Le carillon a deux tons de ma porte d'entrée se mit à retentir. J'ouvris la porte et dans la semi-obscurité du pallier je fis face à son visage seulement éclairé par la veilleuse des escaliers..ses yeux plongèrent dans mon âme..elle émit un léger sourire, un peu coloré de gêne. La bouche légèrement entrouverte, elle se mordillait les lèvres et cette gêne apparente se transforma en un regard détourné vers le sol ne cherchant nullement à se substituer à l'indifférence comme souvent dans ce type de situation. La tentative de camouflage n'avait pas sa place ici. Elle se dressait devant moi portant des escarpins avec boucle autour des chevilles et aux talons aiguilles surdimensionnés, vêtue d'un imperméable dont le col était relevé. J'allais lui dire bonsoir quand elle posa prestement un doigt de sa main plongée dans la poche à la verticale de mes lèvres..Elle murmura "tais toi..".
Nous restâmes ainsi de très longues secondes sans bouger..de longues minutes ou pour seul accompagnement sonore nous percevions les respirations de l'autre, son doigt si près de mes lèvres..Un bruit de porte quelques étages plus bas la poussant à agir.

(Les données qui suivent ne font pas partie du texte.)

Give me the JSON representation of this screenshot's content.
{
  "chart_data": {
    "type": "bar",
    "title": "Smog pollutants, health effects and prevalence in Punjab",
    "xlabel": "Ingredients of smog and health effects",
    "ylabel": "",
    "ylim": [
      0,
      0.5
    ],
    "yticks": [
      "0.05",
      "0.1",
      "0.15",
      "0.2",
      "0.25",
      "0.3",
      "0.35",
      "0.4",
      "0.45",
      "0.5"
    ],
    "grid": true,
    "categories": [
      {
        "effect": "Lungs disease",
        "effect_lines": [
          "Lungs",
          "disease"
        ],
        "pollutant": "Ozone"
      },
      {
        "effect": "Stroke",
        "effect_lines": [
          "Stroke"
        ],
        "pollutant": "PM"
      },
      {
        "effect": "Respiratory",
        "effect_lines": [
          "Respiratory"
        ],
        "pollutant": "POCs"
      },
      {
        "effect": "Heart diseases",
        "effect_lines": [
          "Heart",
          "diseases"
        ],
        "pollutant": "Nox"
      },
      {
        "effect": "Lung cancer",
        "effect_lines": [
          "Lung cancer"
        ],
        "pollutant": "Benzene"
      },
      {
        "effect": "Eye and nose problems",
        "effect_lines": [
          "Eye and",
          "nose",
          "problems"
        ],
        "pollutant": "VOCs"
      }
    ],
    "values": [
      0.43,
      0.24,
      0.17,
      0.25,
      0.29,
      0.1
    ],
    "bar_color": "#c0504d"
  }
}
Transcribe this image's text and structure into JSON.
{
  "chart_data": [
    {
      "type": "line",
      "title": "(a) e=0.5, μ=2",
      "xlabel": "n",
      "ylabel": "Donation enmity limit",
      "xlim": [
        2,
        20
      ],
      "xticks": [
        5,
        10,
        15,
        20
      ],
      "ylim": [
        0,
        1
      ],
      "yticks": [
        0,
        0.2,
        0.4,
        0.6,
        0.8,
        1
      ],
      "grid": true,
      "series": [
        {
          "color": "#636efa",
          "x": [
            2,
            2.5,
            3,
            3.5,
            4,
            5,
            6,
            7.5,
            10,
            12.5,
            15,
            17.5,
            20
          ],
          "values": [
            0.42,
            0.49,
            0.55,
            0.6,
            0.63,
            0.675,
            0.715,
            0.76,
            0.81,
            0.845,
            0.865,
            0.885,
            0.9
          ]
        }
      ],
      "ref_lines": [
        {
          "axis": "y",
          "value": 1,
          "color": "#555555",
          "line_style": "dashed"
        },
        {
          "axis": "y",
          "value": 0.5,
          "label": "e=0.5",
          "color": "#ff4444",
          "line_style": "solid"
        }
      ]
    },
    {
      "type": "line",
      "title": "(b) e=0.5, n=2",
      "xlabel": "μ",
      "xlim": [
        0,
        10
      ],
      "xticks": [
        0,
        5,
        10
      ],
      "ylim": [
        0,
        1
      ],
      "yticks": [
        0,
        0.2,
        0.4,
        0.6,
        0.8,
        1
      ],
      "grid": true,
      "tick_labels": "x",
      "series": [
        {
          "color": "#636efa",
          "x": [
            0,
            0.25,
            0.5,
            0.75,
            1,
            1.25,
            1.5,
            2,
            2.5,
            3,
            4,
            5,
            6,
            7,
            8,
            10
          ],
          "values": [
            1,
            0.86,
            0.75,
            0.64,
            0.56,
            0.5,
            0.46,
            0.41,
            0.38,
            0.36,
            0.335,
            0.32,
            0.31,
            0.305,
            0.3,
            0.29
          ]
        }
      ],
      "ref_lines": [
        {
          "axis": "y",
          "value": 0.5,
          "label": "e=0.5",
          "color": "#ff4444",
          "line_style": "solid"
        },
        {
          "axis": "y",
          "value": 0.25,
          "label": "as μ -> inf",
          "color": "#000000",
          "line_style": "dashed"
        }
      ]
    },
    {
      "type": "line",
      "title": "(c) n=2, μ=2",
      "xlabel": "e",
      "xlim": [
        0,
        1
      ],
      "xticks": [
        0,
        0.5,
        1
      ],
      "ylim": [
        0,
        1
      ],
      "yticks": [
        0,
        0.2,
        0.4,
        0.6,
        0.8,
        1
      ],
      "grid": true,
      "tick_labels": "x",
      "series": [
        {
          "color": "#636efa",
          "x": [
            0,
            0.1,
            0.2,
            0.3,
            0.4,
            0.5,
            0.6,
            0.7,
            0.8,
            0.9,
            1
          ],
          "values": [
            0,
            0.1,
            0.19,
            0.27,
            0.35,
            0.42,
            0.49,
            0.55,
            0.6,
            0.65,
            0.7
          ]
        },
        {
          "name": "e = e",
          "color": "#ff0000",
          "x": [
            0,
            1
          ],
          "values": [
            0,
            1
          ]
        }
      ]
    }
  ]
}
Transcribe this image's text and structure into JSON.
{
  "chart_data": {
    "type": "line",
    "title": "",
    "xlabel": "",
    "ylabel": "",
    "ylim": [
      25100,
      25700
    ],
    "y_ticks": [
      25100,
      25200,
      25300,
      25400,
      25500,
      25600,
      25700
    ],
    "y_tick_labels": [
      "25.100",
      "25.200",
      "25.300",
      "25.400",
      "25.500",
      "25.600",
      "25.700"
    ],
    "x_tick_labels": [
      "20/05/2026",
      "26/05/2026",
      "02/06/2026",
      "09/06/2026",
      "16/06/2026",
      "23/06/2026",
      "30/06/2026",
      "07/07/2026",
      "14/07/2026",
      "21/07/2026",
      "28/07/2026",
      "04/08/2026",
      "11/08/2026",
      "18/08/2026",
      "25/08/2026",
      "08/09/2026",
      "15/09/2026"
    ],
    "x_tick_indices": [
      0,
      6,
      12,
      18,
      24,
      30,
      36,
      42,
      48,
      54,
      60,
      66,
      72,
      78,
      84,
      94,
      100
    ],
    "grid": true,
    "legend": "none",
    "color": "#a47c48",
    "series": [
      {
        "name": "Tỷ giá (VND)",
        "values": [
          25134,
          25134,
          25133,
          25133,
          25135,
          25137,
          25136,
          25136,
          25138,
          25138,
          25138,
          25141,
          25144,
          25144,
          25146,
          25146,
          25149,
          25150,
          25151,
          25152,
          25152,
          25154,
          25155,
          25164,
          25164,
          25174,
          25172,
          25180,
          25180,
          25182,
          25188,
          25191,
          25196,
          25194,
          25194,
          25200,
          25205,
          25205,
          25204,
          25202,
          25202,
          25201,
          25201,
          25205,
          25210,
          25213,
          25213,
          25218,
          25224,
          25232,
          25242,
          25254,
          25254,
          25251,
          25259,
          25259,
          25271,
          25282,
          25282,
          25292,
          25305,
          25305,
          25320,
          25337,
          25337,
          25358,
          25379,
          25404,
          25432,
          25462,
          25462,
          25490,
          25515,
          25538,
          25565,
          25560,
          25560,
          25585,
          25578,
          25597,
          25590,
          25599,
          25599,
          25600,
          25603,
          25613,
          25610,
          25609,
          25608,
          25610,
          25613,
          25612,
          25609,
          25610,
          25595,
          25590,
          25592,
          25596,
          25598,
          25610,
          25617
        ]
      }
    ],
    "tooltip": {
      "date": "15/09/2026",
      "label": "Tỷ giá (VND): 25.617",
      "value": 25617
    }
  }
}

Sa main s'éloigna, son bras s'étira pour prendre appui sur l'encadrement de la porte, un geste qui rompait totalement, un mouvement beaucoup plus résolu à me montrer le chemin vers lequel dorénavant elle désirait s'engager. . Elle m'effleura, le souffle de son haleine libérant un parfum subtil et envoûtant qui me submergea le corps. Elle entra et attendit que la porte soit refermée. Elle se dressait au milieu de l'entrée. C'est alors que d'un geste lent elle fit glisser son imperméable qui tomba sur le sol au-devant de mes pieds. Je la voyais de dos, sublimes hanches relevées et fesses blanches rebondies portées par de longues jambes en bas résilles noirs; sur le corps une araignée en lanières de cuir..ses longs cheveux tombèrent eux aussi de son chignon sur ses épaules altières..une odeur que je qualifierai de sauvage mais toujours emprisonnée par la volupté de sa retenue imprégnait la petite pièce.. elle baissa l' interrupteur de la seule lumière du corridor puis se saisit de deux bougies et d'un briquet posés sur un meuble de l'entrée ..elle les alluma lentement..avec précision, sans trembler. Les tenant dans chaque main elle se dirigea ainsi vers le salon. Elle avançait avec un visage paisible, ses yeux brillants se tournèrent vers moi et sa démarche grâcieuse, elle aussi, m'invitaient à la suivre..
To follow ...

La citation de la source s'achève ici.